Lunedì 8 aprile, ore 6. Una doccia veloce, un paio di jeans e la felpa de La Nave addosso. Il tempo di fare colazione non c’è. Il blindato che li dovrà portare alla Scala già li aspetta. Autorizzati a uscire solo 13 detenuti. Agli altri non rimarrà che intonarla nostalgicamente, dalla cella.
Il blindato arriva alla Scala. I marinai sono scortati da molti agenti, tutti in borghese. Devono fare un percorso obbligato per raggiungere la comparserìa, una stanza piena di specchi che riflettono solitamente i volti perfettamente truccati degli artisti.
Veniamo tutti chiamati sul palco per la ‘prova di assestamento’. La sensazione che proviamo subito è quella di un teatro che ti abbraccia. Una Madre dolce e accogliente avvolta in un manto scarlatto e dorato.

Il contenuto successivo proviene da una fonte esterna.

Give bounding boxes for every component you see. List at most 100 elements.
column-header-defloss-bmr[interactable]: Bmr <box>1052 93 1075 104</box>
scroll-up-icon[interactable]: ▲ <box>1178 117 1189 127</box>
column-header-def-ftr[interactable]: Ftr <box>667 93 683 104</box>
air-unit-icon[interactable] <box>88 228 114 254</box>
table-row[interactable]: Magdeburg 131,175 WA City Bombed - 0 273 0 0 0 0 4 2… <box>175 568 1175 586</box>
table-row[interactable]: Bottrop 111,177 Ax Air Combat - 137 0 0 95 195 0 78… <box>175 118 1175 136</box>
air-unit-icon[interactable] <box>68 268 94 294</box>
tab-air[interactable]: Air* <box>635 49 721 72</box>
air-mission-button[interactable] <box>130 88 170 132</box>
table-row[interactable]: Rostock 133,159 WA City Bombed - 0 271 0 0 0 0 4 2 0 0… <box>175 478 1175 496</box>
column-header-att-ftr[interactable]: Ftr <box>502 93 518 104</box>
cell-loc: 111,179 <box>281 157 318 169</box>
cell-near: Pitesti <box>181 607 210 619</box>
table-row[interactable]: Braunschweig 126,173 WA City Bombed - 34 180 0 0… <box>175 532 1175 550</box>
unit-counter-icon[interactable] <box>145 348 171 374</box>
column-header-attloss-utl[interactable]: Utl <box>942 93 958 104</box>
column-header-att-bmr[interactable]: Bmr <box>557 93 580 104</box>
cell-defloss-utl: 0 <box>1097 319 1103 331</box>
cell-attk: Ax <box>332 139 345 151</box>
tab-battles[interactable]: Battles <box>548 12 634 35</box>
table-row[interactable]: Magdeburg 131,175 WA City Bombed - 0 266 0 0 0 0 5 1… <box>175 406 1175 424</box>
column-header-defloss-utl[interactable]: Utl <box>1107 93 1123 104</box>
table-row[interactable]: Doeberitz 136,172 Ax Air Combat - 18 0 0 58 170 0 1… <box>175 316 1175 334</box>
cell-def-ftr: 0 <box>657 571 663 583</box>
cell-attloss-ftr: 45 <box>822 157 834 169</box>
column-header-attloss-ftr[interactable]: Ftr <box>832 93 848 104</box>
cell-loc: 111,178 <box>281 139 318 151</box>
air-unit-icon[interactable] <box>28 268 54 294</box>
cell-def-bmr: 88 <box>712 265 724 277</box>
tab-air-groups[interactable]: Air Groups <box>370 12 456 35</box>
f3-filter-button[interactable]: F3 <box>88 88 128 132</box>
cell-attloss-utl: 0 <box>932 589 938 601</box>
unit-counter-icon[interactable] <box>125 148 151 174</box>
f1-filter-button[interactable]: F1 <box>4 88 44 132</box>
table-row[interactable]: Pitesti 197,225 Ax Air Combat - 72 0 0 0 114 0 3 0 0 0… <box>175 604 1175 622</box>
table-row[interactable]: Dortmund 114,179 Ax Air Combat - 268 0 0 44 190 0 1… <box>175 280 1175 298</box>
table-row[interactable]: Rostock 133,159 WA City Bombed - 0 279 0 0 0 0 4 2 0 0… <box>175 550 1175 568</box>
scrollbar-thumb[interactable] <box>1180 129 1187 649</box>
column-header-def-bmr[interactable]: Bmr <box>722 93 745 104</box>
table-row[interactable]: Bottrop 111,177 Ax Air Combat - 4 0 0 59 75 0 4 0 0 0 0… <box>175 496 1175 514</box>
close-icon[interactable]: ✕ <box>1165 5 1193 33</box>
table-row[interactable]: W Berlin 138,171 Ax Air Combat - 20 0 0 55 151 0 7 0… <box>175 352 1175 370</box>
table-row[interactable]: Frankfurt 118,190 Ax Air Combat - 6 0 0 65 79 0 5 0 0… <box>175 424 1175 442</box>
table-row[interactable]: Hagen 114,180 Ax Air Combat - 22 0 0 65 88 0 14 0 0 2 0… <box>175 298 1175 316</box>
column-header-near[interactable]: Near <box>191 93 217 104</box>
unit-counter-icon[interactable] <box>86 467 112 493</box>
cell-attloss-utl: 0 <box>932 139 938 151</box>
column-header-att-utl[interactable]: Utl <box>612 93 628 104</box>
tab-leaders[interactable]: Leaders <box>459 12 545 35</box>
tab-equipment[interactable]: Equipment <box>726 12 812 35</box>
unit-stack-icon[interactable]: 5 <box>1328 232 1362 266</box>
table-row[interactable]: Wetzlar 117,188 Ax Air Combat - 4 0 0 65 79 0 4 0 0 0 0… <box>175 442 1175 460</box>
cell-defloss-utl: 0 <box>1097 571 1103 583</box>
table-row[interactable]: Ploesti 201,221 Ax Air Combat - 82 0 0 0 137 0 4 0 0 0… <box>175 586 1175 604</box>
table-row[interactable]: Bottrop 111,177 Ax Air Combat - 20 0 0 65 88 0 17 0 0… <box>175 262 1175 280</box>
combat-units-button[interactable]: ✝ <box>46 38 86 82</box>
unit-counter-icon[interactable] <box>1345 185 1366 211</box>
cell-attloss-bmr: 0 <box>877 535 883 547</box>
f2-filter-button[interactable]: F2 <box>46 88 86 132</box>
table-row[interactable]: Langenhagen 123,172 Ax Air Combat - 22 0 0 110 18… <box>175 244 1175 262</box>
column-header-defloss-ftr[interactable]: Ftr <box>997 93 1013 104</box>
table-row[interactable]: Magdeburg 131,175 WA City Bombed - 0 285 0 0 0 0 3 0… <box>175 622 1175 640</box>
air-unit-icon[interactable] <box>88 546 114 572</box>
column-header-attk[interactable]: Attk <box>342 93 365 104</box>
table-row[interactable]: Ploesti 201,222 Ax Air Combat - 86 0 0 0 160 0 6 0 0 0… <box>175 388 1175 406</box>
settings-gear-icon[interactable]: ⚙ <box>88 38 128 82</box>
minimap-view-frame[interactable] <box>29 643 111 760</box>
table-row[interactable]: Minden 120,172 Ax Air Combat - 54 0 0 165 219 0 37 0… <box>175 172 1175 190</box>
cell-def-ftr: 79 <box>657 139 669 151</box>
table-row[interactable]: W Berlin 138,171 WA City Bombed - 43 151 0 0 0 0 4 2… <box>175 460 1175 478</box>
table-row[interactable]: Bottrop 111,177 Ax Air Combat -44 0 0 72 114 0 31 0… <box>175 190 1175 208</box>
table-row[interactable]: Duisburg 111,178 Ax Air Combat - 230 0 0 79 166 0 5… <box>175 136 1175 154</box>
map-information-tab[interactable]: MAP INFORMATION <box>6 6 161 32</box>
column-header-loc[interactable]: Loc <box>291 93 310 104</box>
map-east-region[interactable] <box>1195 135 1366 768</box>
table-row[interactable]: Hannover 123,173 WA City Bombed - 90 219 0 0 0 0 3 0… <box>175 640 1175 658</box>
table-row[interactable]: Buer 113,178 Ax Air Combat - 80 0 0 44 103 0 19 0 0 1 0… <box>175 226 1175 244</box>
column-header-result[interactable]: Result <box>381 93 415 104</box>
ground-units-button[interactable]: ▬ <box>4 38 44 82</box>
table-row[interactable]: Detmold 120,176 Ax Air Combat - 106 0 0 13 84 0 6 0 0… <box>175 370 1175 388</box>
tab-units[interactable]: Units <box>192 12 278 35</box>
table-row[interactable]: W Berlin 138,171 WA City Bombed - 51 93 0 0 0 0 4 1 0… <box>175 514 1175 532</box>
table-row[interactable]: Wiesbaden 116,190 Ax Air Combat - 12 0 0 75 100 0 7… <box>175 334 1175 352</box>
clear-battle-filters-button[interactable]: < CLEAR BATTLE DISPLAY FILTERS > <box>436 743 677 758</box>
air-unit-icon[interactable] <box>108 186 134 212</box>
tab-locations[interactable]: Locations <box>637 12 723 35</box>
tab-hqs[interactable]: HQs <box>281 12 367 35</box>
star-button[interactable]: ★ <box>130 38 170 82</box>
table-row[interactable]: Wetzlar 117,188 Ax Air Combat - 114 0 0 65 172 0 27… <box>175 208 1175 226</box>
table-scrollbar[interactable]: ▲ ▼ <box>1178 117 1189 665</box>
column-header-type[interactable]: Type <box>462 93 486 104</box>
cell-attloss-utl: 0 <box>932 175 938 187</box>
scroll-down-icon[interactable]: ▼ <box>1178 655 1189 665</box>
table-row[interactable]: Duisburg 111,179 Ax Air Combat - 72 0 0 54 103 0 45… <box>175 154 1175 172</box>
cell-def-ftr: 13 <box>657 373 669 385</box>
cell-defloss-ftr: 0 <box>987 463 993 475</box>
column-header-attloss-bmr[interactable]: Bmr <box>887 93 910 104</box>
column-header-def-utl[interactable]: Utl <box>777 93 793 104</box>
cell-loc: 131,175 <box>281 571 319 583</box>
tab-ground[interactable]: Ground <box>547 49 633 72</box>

Non dimenticherò mai i volti di quei marinai. Come quando gli astronauti videro per la prima volta dalla Luna lo splendore della Terra nell’universo. “Posso guardare il mondo da un’altra parte perché oggi ho una possibilità”, mi dice uno di loro.
Ore 10.30, lo spettacolo inizia. Si celebra il pensionamento di un uomo, Giuseppe Guzzetti, che ha sempre posto al centro la dignità dell’essere umano, in particolare dei più fragili.
L’attesa del nostro turno è un coacervo di emozioni. Due parenti per ciascuno. Alcuni hanno voluto la compagna e un figlio, altri i genitori. Scegliere non è mai facile.
Dall’amplificatore all’improvviso una voce: “Gli artisti del Coro della Nave si preparino”. Un marinaio esclama stupefatto “Ci hanno chiamati artisti!”. Ci incamminiamo tutti verso il palco, in fila, riuscendo a scambiare a mala pena qualche parola. Quei nove minuti di attesa diventano una vita. Alessandro mi dice “Ci sono mia figlia più grande e mia moglie là fuori. I piccoli li ha dovuti lasciare a casa” e gli si illuminano gli occhi di una malinconica e consapevole gioia.
Poi si entra in scena, lentamente, su due file. I marinai e i volontari da una parte del palco, i coristi della Scala che hanno sposato il progetto a titolo di volontariato dall’altra, tutti con la stessa divisa, quella degli ultimi. Anche il direttore del Coro scaligero si unisce in un ideale abbraccio d’amore. Nessuno strumento, solo voci.
Fra il pubblico, due uomini illuminati: Luigi Pagano, che per primo ebbe l’intuizione di un carcere diverso, e Giacinto Siciliano, direttore di San Vittore che prosegue la contaminazione tra il dentro e il fuori. Tra i coristi, Graziella Bertelli, la psicologa che dirige il reparto de La Nave, e una parte della sua equipè.
Prima di iniziare riecheggiano nella mente le parole del Maestro del Coro, Paolo Foschini, che per tutti è semplicemente Paolo: “Intanto che cantate pensate solo alla nostalgia di casa vostra. Funzionerà”.
Ed ecco che il miracolo si compie.
“Vaaa pensieeeerooo sull’aliii doraaaatee….”. L’aria del Nabucco di Giuseppe Verdi, che narra la storia del popolo di Israele prigioniero,viene ora intonata da chi la prigionia ce l’ha marchiata sulla pelle.
Uno scroscio di applausi emozionati. Qualche marinaio non resiste alla tentazione di salutare con la mano i propri cari che cerca tra i fazzoletti agitati dal loggione.
Oggi la fierezza si legge finalmente su tutti i loro volti.